Wer die Goldammer stört, dem kann der Appetit vergehen

  20.11.2019 Saisonmagazin

Die Goldammer ist das ganze Jahr bei uns. Früher galt sie in Europa als meistverbreitet – die Förderung der Artenvielfalt und achtsame Landwirtschaft kommen ihr wieder zugute. Doch „Weh“ dem, der sie stört … inklusive einer Geschichte von Hanspeter Latour.

Das Merkmal Gold ist für den Vogel mit dem gelben Federkleid des Männchens an Kopf und Unterseite sehr passend. Die Goldammer (Emberiza citrinella) liebt ländliche Gegenden mit Hecken und Waldrändern. Wo sich diese Samenfresser aufhalten, ist die Landschaft intakt. Eigentümlich ist ihr lieblicher Gesang, der bis in den Sommer hinein hörbar ist. Die Goldammer ist ein in der Schweiz weitverbreiteter Singvogel. Vogelkundler hören aus dem Gesang des Männchens den Refrain «Ach, wie hab ich dich lieb» heraus. Ihr Gesang wurde denn nicht nur von Beethoven in seiner 5. Symphonie aufgegriffen. Er war auch Joseph von Eichendorff bestens vertraut. In seiner Erzählung: „Aus dem Leben eines Taugenichts“ gibt der Gesang der Goldammer die wechselnde Stimmung der Jahreszeiten wider: „Immer betrübt“ singt sie in Herbst und Winter: „Bauer, miet mich, Bauer miet mich!“, während sie „ganz stolz und lustig“ das Frühjahr einläutet mit: „Bauer, behalt deinen Dienst!“
Der Gesang der Goldammer ist jahreszeitlich länger als der von anderen Singvögeln zu hören und gehört zur Kulturlandschaft. Kaum ein Vogel hat so von der Landnutzung durch den Menschen profitiert wie die Goldammer. Als ursprünglicher Bewohner der Waldsteppen ist sie dem Menschen nach Mitteleuropa gefolgt. Hört man ihr Lied, ist der etwa sperlingsgrosse Sänger zumeist leicht auszumachen, denn er sitzt gerne exponiert auf einem Baum, einem höheren Strauch oder einem Leitungsdraht.

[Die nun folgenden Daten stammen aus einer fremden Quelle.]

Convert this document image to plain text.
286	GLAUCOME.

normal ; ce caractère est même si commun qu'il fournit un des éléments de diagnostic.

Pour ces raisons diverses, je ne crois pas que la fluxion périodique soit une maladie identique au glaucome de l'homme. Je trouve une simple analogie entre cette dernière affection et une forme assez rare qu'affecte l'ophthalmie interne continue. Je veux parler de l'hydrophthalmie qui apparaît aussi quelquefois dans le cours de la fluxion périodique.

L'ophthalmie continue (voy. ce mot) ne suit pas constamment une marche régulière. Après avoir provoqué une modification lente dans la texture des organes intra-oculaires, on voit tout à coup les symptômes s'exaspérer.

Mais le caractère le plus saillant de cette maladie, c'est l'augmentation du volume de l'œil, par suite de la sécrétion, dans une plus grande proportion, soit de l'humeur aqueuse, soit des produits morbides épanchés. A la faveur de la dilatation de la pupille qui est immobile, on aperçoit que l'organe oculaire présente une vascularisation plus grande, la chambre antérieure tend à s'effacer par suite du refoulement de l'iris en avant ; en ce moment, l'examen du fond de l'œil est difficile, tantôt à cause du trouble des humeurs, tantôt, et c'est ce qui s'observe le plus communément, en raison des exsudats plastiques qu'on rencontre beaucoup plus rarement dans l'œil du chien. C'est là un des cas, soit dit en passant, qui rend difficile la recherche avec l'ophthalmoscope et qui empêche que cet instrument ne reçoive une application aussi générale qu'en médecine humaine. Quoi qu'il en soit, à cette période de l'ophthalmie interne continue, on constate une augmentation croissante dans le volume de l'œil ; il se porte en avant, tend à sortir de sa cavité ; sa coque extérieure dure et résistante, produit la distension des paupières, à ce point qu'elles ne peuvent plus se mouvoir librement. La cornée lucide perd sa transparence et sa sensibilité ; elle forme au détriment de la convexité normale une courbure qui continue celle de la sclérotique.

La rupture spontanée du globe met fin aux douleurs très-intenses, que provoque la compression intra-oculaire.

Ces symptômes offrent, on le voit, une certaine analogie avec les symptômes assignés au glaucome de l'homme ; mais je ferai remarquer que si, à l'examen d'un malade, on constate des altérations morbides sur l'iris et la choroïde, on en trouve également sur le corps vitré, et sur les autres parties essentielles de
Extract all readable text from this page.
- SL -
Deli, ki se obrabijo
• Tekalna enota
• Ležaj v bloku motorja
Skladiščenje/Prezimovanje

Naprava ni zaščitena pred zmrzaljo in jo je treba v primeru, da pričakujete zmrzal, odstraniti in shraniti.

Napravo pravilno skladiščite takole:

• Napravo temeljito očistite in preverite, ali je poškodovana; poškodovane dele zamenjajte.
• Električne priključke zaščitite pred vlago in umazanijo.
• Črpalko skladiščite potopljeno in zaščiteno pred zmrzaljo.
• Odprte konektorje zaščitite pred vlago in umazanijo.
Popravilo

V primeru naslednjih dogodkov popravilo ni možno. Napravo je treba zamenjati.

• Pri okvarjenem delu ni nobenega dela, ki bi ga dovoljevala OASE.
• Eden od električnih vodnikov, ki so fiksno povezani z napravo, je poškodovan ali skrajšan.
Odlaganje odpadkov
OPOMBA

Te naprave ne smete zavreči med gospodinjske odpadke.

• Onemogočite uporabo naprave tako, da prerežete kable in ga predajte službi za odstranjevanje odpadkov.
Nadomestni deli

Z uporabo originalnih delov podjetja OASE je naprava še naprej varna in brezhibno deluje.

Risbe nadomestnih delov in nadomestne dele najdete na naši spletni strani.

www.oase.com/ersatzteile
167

«Wenn mir der Appetit vergeht»
Hanspeter Latour hat uns seine Geschichte mit der Goldammer erzählt: «Im Innereriz hat es immer etwa Goldammern. Dieser Vogel bleibt auch im Winter da. Und die Goldammer ist dankbar für Futter. Bei meinem Nachbarn ging er allenthalben zu den Hühnern, um dort vom Hühnerfutter etwas abzukriegen. Da er sich oft und gerne erhöht aufhält, fehlte mir damals noch ein gutes, nahes Bild von ihm, und beim Nachbarn wollte ich das nicht gerne festhalten. Also beschloss ich eines schönen Morgens so gegen neun Uhr, ihn mit ein paar Sonnenblumenkernen an einer schönen Stelle in meinem Garten zu ködern. Danach habe ich mich versteckt und gewartet und gewartet. Alle Vögel kamen, nur die Goldammer nicht. Kurz vor zwölf Uhr mittags kam sie dann und nicht allein. Sie brachte ihre ganze Familie mit. Also sassen da auf einmal: ein Goldammer-Pärchen mit zwei ihrer Jungvögel, schön in ihrer ganzen Pracht anzusehen. Sie hielten sich nun endlich ganz unweit von mir und auf guter Höhe im Holunderstrauch auf. Mein Herz schlug höher vor Freude ob diesem einzigartigen Anblick. Das Warten hatte sich wahrlich mehr als gelohnt, wer hätte das gedacht! Wie in Zeitlupe weiss ich noch heute fast jeden meiner darauffolgenden Handgriffe: Ich umfasste meine Kamera und hob sie in den Anschlag – quasi schon siegessicher, in grosser Vorfreude. Doch im selben Moment – oh, Weh – hörte ich vom Haus her, wie das Küchenfenster aufging und „Thildi“ meine Frau rief: „Hanspeter, ässe!“ Worauf die ganze goldene Vogelfamilie flugs verschwand. Sie verstehen, dass mir der Appetit in dem Moment etwas verging. Einzelne Goldammern habe ich seither viele fotografiert, jedoch ist mir keine so prachtvolle Gruppe mehr begegnet. Doch wer weiss, was der Herbst und Winter uns bringen werden!» schliesst Hanspeter Latour seine Anekdote schmunzelnd ab.